This study addresses the growing challenge posed by AI-driven automated scanning tools that undermine foundational assumptions of intrusion detection systems in industrial control systems (ICS) and Industrial Internet of Things (IIoT) environments. Leveraging a modular analytical pipeline applied to 192 million darknet packets captured between 2021 and 2025, this work reveals for the first time that modern botnets employ microsecond-scale artificial delays to smooth traffic and evade conventional threshold-based anomaly detection. Multidimensional evaluation—including average packet rate, Shannon entropy, inter-arrival time burstiness, geolocation provenance, and port distribution—demonstrates that ICS-targeted scan traffic nearly doubled over four years. Alarmingly, 97.47% of botnet traffic successfully bypasses standard detection mechanisms, while increasing detector sensitivity incurs an unacceptably high false positive rate of 68.10%.
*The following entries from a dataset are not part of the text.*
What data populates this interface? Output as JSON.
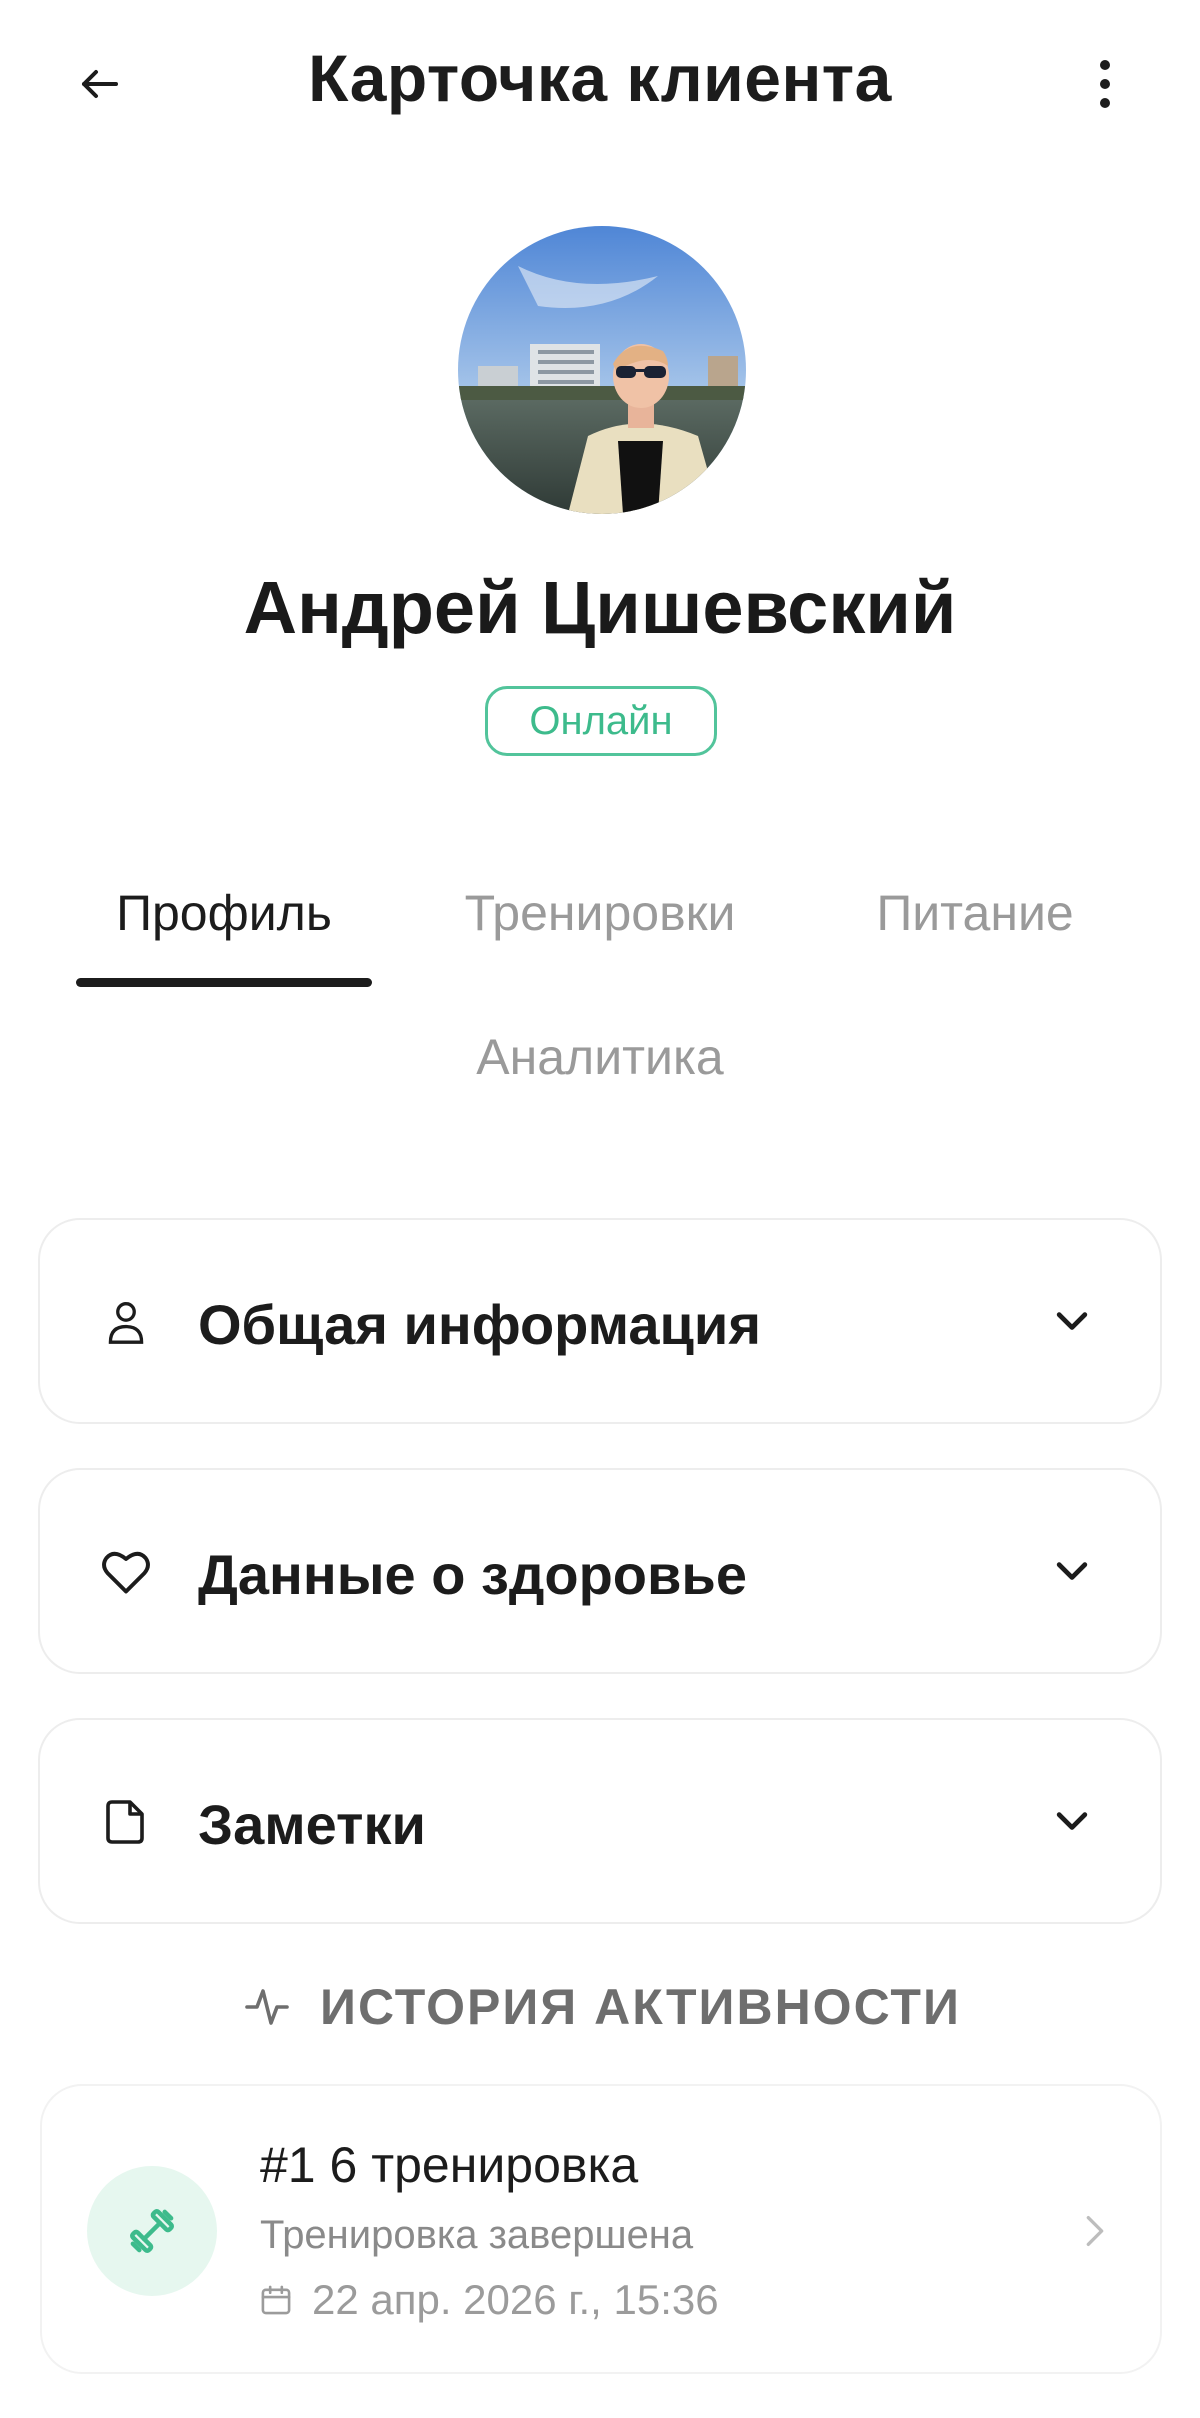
{
  "header": {
    "title": "Карточка клиента",
    "back_icon": "arrow-left-icon",
    "menu_icon": "more-vertical-icon"
  },
  "profile": {
    "name": "Андрей Цишевский",
    "status": "Онлайн",
    "status_color": "#3dbb8c"
  },
  "tabs": [
    {
      "label": "Профиль",
      "active": true
    },
    {
      "label": "Тренировки",
      "active": false
    },
    {
      "label": "Питание",
      "active": false
    },
    {
      "label": "Аналитика",
      "active": false
    }
  ],
  "sections": [
    {
      "title": "Общая информация",
      "icon": "user-icon"
    },
    {
      "title": "Данные о здоровье",
      "icon": "heart-icon"
    },
    {
      "title": "Заметки",
      "icon": "note-icon"
    }
  ],
  "history": {
    "title": "ИСТОРИЯ АКТИВНОСТИ",
    "icon": "activity-icon",
    "items": [
      {
        "title": "#1 6 тренировка",
        "subtitle": "Тренировка завершена",
        "date": "22 апр. 2026 г., 15:36",
        "icon": "dumbbell-icon"
      }
    ]
  },
  "colors": {
    "accent": "#3dbb8c",
    "accent_bg": "#e6f7ef",
    "text": "#1c1c1c",
    "muted": "#9a9a9a"
  }
}
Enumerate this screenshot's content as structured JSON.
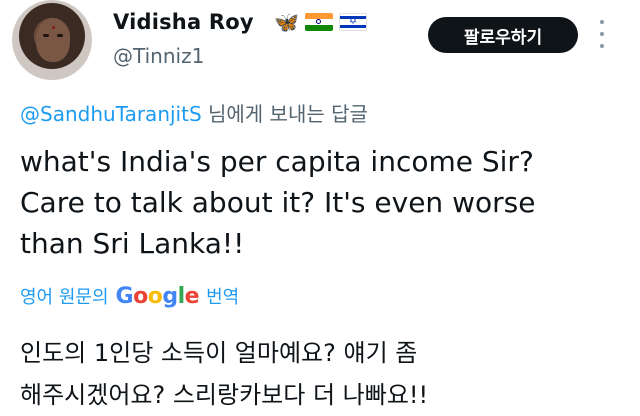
{
  "user": {
    "display_name": "Vidisha Roy",
    "handle": "@Tinniz1",
    "badges": [
      "butterfly-icon",
      "india-flag-icon",
      "israel-flag-icon"
    ]
  },
  "follow_button_label": "팔로우하기",
  "reply": {
    "mention": "@SandhuTaranjitS",
    "suffix": " 님에게 보내는 답글"
  },
  "tweet": {
    "lines": [
      "what's India's per capita income Sir?",
      "Care to talk about it? It's even worse",
      "than Sri Lanka!!"
    ]
  },
  "translation": {
    "prefix": "영어 원문의",
    "brand": [
      "G",
      "o",
      "o",
      "g",
      "l",
      "e"
    ],
    "suffix": "번역",
    "lines": [
      "인도의 1인당 소득이 얼마예요? 얘기 좀",
      "해주시겠어요? 스리랑카보다 더 나빠요!!"
    ]
  },
  "colors": {
    "link": "#1d9bf0",
    "secondary_text": "#536471",
    "button_bg": "#0f1419"
  }
}
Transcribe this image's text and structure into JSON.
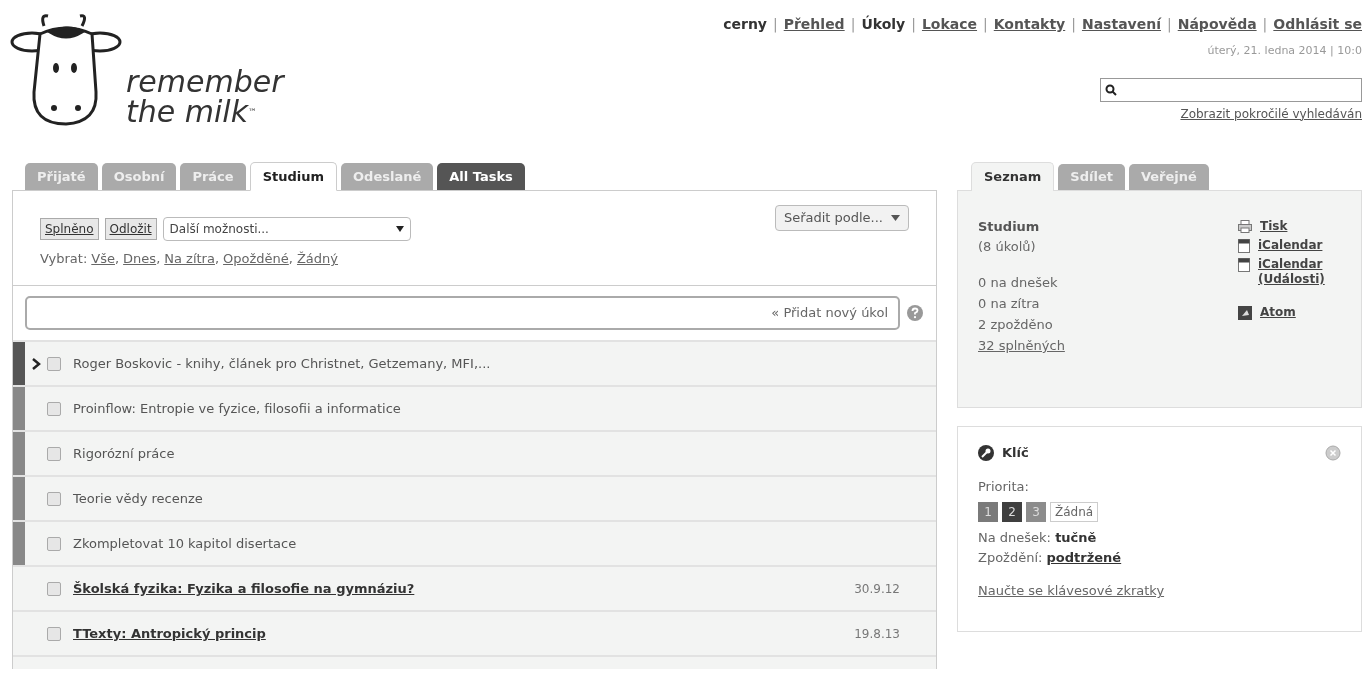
{
  "logo": {
    "line1": "remember",
    "line2": "the milk",
    "mark": "™"
  },
  "top_nav": [
    {
      "label": "cerny",
      "kind": "user"
    },
    {
      "separator": "|",
      "label": "Přehled",
      "kind": "link",
      "selected": false
    },
    {
      "separator": "|",
      "label": "Úkoly",
      "kind": "link",
      "selected": true
    },
    {
      "separator": "|",
      "label": "Lokace",
      "kind": "link",
      "selected": false
    },
    {
      "separator": "|",
      "label": "Kontakty",
      "kind": "link",
      "selected": false
    },
    {
      "separator": "|",
      "label": "Nastavení",
      "kind": "link",
      "selected": false
    },
    {
      "separator": "|",
      "label": "Nápověda",
      "kind": "link",
      "selected": false
    },
    {
      "separator": "|",
      "label": "Odhlásit se",
      "kind": "link",
      "selected": false
    }
  ],
  "datetime": "úterý, 21. ledna 2014 | 10:0",
  "advanced_search": "Zobrazit pokročilé vyhledáván",
  "list_tabs": [
    {
      "label": "Přijaté",
      "kind": "list",
      "selected": false
    },
    {
      "label": "Osobní",
      "kind": "list",
      "selected": false
    },
    {
      "label": "Práce",
      "kind": "list",
      "selected": false
    },
    {
      "label": "Studium",
      "kind": "list",
      "selected": true
    },
    {
      "label": "Odeslané",
      "kind": "list",
      "selected": false
    },
    {
      "label": "All Tasks",
      "kind": "smart",
      "selected": false
    }
  ],
  "toolbar": {
    "buttons": [
      "Splněno",
      "Odložit"
    ],
    "more_select": "Další možnosti...",
    "sort": "Seřadit podle...",
    "select_label": "Vybrat:",
    "select_links": [
      {
        "label": "Vše",
        "separator": ","
      },
      {
        "label": "Dnes",
        "separator": ","
      },
      {
        "label": "Na zítra",
        "separator": ","
      },
      {
        "label": "Opožděné",
        "separator": ","
      },
      {
        "label": "Žádný"
      }
    ]
  },
  "add_task": {
    "placeholder": "« Přidat nový úkol"
  },
  "tasks": [
    {
      "name": "Roger Boskovic - knihy, článek pro Christnet, Getzemany, MFI,...",
      "color": "#555555",
      "selected": true,
      "checked": false,
      "overdue": false
    },
    {
      "name": "Proinflow: Entropie ve fyzice, filosofii a informatice",
      "color": "#888888",
      "selected": false,
      "checked": false,
      "overdue": false
    },
    {
      "name": "Rigorózní práce",
      "color": "#888888",
      "selected": false,
      "checked": false,
      "overdue": false
    },
    {
      "name": "Teorie vědy recenze",
      "color": "#888888",
      "selected": false,
      "checked": false,
      "overdue": false
    },
    {
      "name": "Zkompletovat 10 kapitol disertace",
      "color": "#888888",
      "selected": false,
      "checked": false,
      "overdue": false
    },
    {
      "name": "Školská fyzika: Fyzika a filosofie na gymnáziu?",
      "selected": false,
      "checked": false,
      "overdue": true,
      "date": "30.9.12"
    },
    {
      "name": "TTexty: Antropický princip",
      "selected": false,
      "checked": false,
      "overdue": true,
      "date": "19.8.13"
    }
  ],
  "info_tabs": [
    {
      "label": "Seznam",
      "selected": true
    },
    {
      "label": "Sdílet",
      "selected": false
    },
    {
      "label": "Veřejné",
      "selected": false
    }
  ],
  "info": {
    "title": "Studium",
    "count": "(8 úkolů)",
    "stats": [
      {
        "text": "0 na dnešek",
        "link": false
      },
      {
        "text": "0 na zítra",
        "link": false
      },
      {
        "text": "2 zpožděno",
        "link": false
      },
      {
        "text": "32 splněných",
        "link": true
      }
    ],
    "links": [
      {
        "label": "Tisk",
        "kind": "print"
      },
      {
        "label": "iCalendar",
        "kind": "calendar"
      },
      {
        "label": "iCalendar (Události)",
        "kind": "calendar"
      },
      {
        "label": "Atom",
        "kind": "feed"
      }
    ]
  },
  "legend": {
    "title": "Klíč",
    "priority_label": "Priorita:",
    "priorities": [
      {
        "label": "1",
        "color": "#7a7a7a"
      },
      {
        "label": "2",
        "color": "#3f3f3f"
      },
      {
        "label": "3",
        "color": "#8c8c8c"
      },
      {
        "label": "Žádná"
      }
    ],
    "today": "Na dnešek: **tučně**",
    "overdue": "Zpoždění: **podtržené**",
    "shortcuts": "Naučte se klávesové zkratky"
  }
}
The rise of automated scanning tools and AI assisted reconnaissance agents has significantly altered internet background traffic patterns, threatening the baseline assumptions underlying intrusion detection systems (IDS) deployed in critical infrastructure networks. This paper characterizes the evolution of automated bot traffic by analyzing a longitudinal dataset of 192 million passive darknet packets captured across 2021 and 2025 from the Merit ORION Network Telescope. A modular analysis pipeline was developed to compute metrics including average packet rate, global Shannon entropy, inter-arrival time (IAT) burstiness, geographic attribution, and destination port targeting across key industrial protocols. Results reveal a highly distributed yet focused reconnaissance landscape, with traffic targeting ICS-relevant ports nearly doubling from 0.82% to 1.51% over the four-year period. Furthermore, burstiness analysis exposes intentional micro-pacing behaviors (1ms to 100ms delays) that allow modern botnets to artificially smooth their overall volume. Our simulated anomaly-based IDS demonstrates that these evasion techniques enable 97.47% of modern bot traffic to bypass standard volumetric thresholds undetected. Compensatory sensitivity tuning triggers a 68.10% false-positive rate, highlighting fundamental visibility and alerting gaps in operational technology (OT) environments.